Towards the integrated management of blackberry: workshop summary and recommendations

R.H. GrovesA, Jann WilliamsB and R.T. RoushC

A CSIRO Plant Industry and CRC Weed Management Systems, GPO Box 1600, Canberra, ACT 2601, Australia.

B The Johnstone Centre, Charles Sturt University and CRC Weed Management Systems, PO Box 789, Albury, New South Wales 2640, Australia. Present address: School of Botany, The University of Melbourne, Parkville, Victoria 3052, Australia.

C CRC Weed Management Systems, Waite Campus, University of Adelaide,  PMB 1, Glen Osmond, South Australia 5062, Australia.
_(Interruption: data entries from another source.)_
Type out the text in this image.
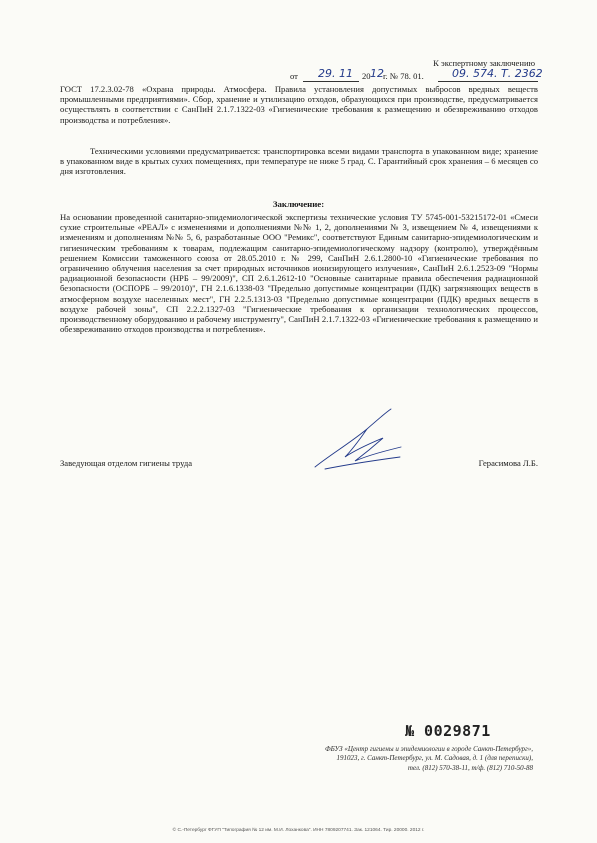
К экспертному заключению
от 29. 11 20 12 г. № 78. 01.	09. 574. Т. 2362
ГОСТ 17.2.3.02-78 «Охрана природы. Атмосфера. Правила установления допустимых выбросов вредных веществ промышленными предприятиями». Сбор, хранение и утилизацию отходов, образующихся при производстве, предусматривается осуществлять в соответствии с СанПиН 2.1.7.1322-03 «Гигиенические требования к размещению и обезвреживанию отходов производства и потребления».
Техническими условиями предусматривается: транспортировка всеми видами транспорта в упакованном виде; хранение в упакованном виде в крытых сухих помещениях, при температуре не ниже 5 град. С. Гарантийный срок хранения – 6 месяцев со дня изготовления.
Заключение:
На основании проведенной санитарно-эпидемиологической экспертизы технические условия ТУ 5745-001-53215172-01 «Смеси сухие строительные «РЕАЛ» с изменениями и дополнениями №№ 1, 2, дополнениями № 3, извещением № 4, извещениями к изменениям и дополнениям №№ 5, 6, разработанные ООО "Ремикс", соответствуют Единым санитарно-эпидемиологическим и гигиеническим требованиям к товарам, подлежащим санитарно-эпидемиологическому надзору (контролю), утверждённым решением Комиссии таможенного союза от 28.05.2010 г. № 299, СанПиН 2.6.1.2800-10 «Гигиенические требования по ограничению облучения населения за счет природных источников ионизирующего излучения», СанПиН 2.6.1.2523-09 "Нормы радиационной безопасности (НРБ – 99/2009)", СП 2.6.1.2612-10 "Основные санитарные правила обеспечения радиационной безопасности (ОСПОРБ – 99/2010)", ГН 2.1.6.1338-03 "Предельно допустимые концентрации (ПДК) загрязняющих веществ в атмосферном воздухе населенных мест", ГН 2.2.5.1313-03 "Предельно допустимые концентрации (ПДК) вредных веществ в воздухе рабочей зоны", СП 2.2.2.1327-03 "Гигиенические требования к организации технологических процессов, производственному оборудованию и рабочему инструменту", СанПиН 2.1.7.1322-03 «Гигиенические требования к размещению и обезвреживанию отходов производства и потребления».
Заведующая отделом гигиены труда	Герасимова Л.Б.
№ 0029871
ФБУЗ «Центр гигиены и эпидемиологии в городе Санкт-Петербург»,
191023, г. Санкт-Петербург, ул. М. Садовая, д. 1 (для переписки),
тел. (812) 570-38-11, т/ф. (812) 710-50-88
© С.-Петербург ФГУП "Типография № 12 им. М.И. Лоханкова". ИНН 7809207741. Зак. 121064. Тир. 20000. 2012 г.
Recent research on the biology and ecology of blackberry (Rubus fruticosus L. agg.) is reviewed and several priority areas for future research highlighted. Elucidation of the taxonomy of the different taxa in the species complex is a high priority. Such research results could form a basis for further exploration in southern Europe for other strains of the rust Phragmidium violaceum. Continuation of monitoring of rust-infected blackberry at pasture sites in southern Victoria should be maintained and extended to blackberry in natural ecosystems. A major area for research is revegetation with native species of sites where blackberry impact is being reduced by a combination of different control methods, including fire and herbicide application. Integration of these different control methods with the biology and ecology of the various taxa will be necessary to develop more effective management systems for blackberry control in pastures, natural ecosystems and forest plantations.


Plant Protection Quarterly (1998) 13 (4) 196-198.